Romalee Amolic talks about her 2018-19 Te Pūnaha Matatini Summer Internship with AgResearch where she worked on a project to enhance social network analyses of biosecurity information in the New Zealand tourism industry, so that such analyses can be conducted faster and more effectively in the future.
Social Network Analysis (SNA) is a powerful data analysis technique which often helps in identifying hidden relationships and other critical information in a communication network. Data for an SNA can be collected from various sources which may result in extensive pre-processing and cleaning time as compared to the time needed for actual network analysis. Hence, this project aimed to use data carpentry to streamline the use of social research data (e.g. collected through surveys) to be able to conduct social network analyses quicker and more effectively in the future.

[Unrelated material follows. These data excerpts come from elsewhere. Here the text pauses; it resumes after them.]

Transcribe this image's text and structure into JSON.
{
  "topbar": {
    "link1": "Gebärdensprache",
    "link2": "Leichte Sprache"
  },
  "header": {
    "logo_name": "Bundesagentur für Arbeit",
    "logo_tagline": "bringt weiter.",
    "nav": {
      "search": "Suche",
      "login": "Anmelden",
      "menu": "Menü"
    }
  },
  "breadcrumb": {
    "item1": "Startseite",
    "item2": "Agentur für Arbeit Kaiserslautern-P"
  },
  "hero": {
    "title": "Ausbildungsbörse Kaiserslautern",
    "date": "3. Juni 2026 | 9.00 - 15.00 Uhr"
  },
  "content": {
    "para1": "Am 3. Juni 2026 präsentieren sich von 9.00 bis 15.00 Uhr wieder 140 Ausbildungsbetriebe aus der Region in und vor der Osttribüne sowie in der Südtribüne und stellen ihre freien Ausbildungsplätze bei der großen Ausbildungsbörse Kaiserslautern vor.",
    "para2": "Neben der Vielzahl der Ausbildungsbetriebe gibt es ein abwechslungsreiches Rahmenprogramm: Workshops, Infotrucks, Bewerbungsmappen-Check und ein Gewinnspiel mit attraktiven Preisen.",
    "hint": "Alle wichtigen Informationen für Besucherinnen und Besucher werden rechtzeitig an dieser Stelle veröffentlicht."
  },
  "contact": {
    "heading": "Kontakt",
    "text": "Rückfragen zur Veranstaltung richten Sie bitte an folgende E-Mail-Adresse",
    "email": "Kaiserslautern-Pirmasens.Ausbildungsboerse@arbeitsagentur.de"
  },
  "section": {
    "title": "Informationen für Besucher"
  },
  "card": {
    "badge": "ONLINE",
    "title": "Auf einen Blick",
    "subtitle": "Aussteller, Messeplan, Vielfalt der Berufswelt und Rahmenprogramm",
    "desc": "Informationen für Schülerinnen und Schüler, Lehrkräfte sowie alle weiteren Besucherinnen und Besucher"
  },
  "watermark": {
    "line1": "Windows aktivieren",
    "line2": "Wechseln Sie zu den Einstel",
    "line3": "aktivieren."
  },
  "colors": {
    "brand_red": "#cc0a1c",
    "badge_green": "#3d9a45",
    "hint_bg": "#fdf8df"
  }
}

Better Border Biosecurity case study
The Better Border Biosecurity project, a multi-partner, cooperative science collaboration which analyses the exchange of biosecurity information in the New Zealand tourism industry, is used as a case study to develop and test methods which streamline the SNA process. The data for this project includes 154 responses from tourism providers across New Zealand who named up to 3 sources from whom they seek or receive biosecurity information. Information about the location and role of the respondents was collected. Some additional questions were also included in the survey such as the form and frequency of communication, the usefulness of information and the trust between parties.
This information was then used to perform Social Network Analysis in Gephi – a powerful interactive social network analysis tool. However, the survey data had to be first converted into a format fit for network analysis. The conventional approach for cleaning the data is discussed below.
The survey responses were collected in Excel sheets. The data pre-processing and cleaning was done manually using Excel.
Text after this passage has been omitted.